Numa época em que as leis se sucedem a um ritmo frenético, há um velho decreto do governo, do período em que Salazar ocupava a pasta das Finanças, que continua em plena vigência. Alheado do decurso do tempo, viu entrar em vigor duas constituições, sobreviveu a revoluções e contrarrevoluções e, sobretudo, resistiu à constante fúria revisionista do legislador pátrio.

De pedra e cal, hoje como há 89 anos, assim continua a sua marcha o Decreto n.º 16 563, publicado no Diário do Governo de 3 de maio de 1929, em plena ditadura militar que haveria de desembocar no Estado Novo. Quase nove décadas de ininterruptos serviços, invariavelmente a fixar nos mesmos 70 anos o limite de idade dos “funcionários civis dos Ministérios e serviços dependentes”, atirando de forma metódica para a reforma compulsiva inúmeros servidores públicos que queriam continuar a trabalhar.

Seguramente muitos médicos, professores, diplomatas, magistrados, mas também chefes de repartição, diretores de serviços, técnicos superiores, técnicos especialistas, assistentes administrativos, motoristas e jardineiros. Porque esta nossa função pública não é para velhos, mal apagaram as 70 velas (outra vez esta metáfora!), receberam como prenda de aniversário um braço estendido a apontar a porta da rua.

Assim, sem mais, num corte cego, automaticamente proibidos de exercer a profissão que escolheram e à qual dedicaram grande parte da sua vida, anos e anos de esforço e de estudo. Décadas de experiência e saber acumulados atirados de uma assentada pela janela.

À resignação de outrora sucede hoje, porém, a indignação de quem não se conforma com a sentença que lhe foi aplicada. Só nos últimos tempos, Gentil Martins, Jorge Miranda, Daniel Sampaio, Manuel Antunes, Constantino Sakellarides vieram a público dizer de sua justiça.

É um preconceito vertido em letra de lei. Uma discriminação em função da idade, chamada “idadismo” e literalmente proscrita pelo artigo 59.º da Constituição.
Uma grave discriminação, tanto mais que o limite de idade não é aplicável aos titulares de cargos políticos e não vale seguramente para o setor privado. Uma restrição injustificada da liberdade de escolha e exercício de profissão.

Porque não há mal que sempre dure, a acreditar numa das notícias destas férias, este decreto do tempo da outra senhora vai finalmente ser revogado. Vai cair às mãos da geringonça, tão amiga que ela está dos “cidadãos de idade avançada” (note-se que a geringonça nunca usaria a palavra “velho”, por causa do sistema de censura montado por um dos seus parceiros de coligação). Amizade tão genuína e verdadeira, quanto mais não fosse porque a idade da reforma já vai nos 66 anos e quatro meses, quase portanto a tocar os 70 anos do decreto de 1929.
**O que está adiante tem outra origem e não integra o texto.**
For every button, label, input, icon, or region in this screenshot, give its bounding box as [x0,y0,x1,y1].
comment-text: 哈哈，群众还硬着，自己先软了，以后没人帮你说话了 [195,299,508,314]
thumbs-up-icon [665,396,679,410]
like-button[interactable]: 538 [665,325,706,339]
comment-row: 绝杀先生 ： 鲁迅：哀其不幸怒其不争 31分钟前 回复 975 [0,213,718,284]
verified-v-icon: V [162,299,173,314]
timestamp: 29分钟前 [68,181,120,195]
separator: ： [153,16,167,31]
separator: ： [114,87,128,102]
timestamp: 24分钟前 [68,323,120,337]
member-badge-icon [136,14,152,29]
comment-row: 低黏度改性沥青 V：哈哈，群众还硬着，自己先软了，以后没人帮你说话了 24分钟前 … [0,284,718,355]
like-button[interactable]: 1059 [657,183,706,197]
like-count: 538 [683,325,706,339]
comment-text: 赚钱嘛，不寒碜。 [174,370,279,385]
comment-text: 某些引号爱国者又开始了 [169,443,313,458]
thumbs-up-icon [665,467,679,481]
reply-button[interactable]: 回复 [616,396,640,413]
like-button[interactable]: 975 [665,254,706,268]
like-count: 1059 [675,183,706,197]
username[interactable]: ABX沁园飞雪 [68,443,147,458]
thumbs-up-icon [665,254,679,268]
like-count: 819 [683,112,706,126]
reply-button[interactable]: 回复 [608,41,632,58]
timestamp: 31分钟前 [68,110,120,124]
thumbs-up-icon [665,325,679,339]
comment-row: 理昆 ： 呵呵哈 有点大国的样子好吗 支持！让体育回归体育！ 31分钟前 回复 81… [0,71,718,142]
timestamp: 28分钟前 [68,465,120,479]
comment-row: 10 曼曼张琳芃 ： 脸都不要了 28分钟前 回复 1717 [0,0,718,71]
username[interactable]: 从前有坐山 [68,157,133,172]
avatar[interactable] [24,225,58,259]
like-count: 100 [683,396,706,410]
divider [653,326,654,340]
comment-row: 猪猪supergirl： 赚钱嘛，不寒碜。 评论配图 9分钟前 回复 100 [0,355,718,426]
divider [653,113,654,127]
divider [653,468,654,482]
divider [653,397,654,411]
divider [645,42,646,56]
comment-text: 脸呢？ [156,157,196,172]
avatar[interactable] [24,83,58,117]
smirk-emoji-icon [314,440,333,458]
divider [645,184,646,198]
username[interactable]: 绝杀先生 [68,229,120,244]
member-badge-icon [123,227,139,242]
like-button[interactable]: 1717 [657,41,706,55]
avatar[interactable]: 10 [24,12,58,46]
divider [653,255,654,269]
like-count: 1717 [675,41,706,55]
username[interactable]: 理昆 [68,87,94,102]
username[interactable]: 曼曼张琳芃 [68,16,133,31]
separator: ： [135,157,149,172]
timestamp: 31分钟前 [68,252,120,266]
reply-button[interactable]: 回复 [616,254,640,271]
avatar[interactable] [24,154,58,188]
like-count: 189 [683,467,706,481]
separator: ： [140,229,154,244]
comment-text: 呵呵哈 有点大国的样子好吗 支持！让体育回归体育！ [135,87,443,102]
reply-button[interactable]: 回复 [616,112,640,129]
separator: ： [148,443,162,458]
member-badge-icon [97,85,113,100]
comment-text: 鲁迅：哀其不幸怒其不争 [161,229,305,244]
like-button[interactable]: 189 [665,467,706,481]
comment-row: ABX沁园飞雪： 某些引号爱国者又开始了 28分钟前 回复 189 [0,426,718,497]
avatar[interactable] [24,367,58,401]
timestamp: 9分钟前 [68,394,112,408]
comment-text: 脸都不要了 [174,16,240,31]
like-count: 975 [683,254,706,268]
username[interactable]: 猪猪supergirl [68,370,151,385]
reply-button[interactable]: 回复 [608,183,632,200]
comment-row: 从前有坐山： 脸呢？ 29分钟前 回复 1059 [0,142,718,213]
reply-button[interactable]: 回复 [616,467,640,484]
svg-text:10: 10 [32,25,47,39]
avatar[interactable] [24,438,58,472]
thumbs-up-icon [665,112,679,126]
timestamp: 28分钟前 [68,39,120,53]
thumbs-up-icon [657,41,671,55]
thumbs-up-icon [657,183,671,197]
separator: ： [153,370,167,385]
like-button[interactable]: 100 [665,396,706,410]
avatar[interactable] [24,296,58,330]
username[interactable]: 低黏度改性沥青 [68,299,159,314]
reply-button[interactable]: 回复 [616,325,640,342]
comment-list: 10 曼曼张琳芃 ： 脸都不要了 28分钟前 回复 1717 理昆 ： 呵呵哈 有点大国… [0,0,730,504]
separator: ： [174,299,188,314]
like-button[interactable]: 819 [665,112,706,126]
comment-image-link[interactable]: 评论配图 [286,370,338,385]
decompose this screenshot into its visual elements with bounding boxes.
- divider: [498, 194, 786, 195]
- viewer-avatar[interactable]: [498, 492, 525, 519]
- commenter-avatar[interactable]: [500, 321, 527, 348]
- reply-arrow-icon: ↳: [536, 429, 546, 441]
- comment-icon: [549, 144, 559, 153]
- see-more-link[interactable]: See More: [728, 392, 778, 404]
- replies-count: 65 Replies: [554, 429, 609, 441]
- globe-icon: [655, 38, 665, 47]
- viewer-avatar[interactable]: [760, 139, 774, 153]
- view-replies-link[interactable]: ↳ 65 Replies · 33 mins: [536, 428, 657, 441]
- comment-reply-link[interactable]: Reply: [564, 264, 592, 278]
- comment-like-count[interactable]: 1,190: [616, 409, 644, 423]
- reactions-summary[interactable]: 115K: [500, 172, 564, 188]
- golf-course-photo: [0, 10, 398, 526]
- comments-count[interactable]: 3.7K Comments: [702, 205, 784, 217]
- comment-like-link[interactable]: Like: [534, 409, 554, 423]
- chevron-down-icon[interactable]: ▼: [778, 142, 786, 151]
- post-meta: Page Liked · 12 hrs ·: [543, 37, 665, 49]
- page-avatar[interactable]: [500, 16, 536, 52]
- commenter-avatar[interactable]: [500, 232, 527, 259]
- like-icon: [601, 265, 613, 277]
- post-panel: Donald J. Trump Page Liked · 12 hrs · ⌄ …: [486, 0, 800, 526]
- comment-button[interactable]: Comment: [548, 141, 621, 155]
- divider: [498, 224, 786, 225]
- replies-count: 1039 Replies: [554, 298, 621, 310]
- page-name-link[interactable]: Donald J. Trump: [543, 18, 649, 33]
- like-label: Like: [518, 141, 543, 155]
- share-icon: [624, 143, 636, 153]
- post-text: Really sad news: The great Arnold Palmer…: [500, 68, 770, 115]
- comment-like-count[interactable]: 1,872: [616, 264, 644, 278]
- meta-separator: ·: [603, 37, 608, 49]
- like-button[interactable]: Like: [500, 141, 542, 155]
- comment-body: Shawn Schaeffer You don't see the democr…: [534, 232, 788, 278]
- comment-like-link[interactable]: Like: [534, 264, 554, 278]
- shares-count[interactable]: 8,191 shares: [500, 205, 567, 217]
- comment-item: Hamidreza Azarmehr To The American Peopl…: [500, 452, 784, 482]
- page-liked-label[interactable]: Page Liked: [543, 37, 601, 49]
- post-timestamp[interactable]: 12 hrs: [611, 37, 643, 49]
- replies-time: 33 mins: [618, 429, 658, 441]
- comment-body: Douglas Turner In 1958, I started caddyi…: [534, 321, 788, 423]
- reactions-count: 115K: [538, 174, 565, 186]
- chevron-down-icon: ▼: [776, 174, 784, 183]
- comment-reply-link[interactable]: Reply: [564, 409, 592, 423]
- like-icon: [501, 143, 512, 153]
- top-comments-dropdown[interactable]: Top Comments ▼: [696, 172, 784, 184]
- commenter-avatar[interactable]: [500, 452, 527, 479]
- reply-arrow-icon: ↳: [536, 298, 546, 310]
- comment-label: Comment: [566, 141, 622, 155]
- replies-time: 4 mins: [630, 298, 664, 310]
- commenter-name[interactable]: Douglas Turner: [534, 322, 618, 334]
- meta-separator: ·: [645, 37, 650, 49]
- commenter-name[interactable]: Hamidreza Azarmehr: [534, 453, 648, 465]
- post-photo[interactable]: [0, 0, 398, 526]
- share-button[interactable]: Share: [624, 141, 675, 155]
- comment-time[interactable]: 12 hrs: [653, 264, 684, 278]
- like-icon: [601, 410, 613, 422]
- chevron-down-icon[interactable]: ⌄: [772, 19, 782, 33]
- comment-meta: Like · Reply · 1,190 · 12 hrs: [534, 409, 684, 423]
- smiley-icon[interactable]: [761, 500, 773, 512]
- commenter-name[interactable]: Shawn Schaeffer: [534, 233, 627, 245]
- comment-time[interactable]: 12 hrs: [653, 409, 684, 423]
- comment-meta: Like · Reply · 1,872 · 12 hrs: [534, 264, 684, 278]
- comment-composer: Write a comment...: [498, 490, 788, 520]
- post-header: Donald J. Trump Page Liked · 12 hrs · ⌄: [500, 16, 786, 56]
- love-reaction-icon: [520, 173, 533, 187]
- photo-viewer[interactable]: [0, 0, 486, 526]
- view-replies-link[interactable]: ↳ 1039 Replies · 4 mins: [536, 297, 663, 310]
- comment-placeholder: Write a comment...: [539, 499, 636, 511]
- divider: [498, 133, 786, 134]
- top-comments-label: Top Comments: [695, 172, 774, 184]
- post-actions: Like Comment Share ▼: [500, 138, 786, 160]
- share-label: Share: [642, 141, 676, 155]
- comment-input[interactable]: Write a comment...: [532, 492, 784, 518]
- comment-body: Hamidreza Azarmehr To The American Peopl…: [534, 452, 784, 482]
Muito curioso foi ver algumas reações, sobretudo de dentro da função pública, perorando sobre a necessidade imperiosa de rejuvenescimento dos quadros, a extraordinária criatividade dos jovens e a preparação técnica dos mais novos, mas sempre (de soslaio) com um olho posto nos lugares de topo das respetivas carreiras que sempre tardam em ficar vagos. Só não falaram de “conspiração grisalha” porque essa página foi virada e não há nenhuma expressão politicamente correta que sirva para esse efeito.

Em boa verdade, porém, não são os poucos que querem continuar acima dos 70 que tapam a progressão dos mais novos – até porque continuar a exercer a profissão não significa necessariamente permanecer no respetivo lugar de quadro. Em termos estatísticos, o que tapa a progressão são mesmo os sessenta e muitos anos da idade da reforma.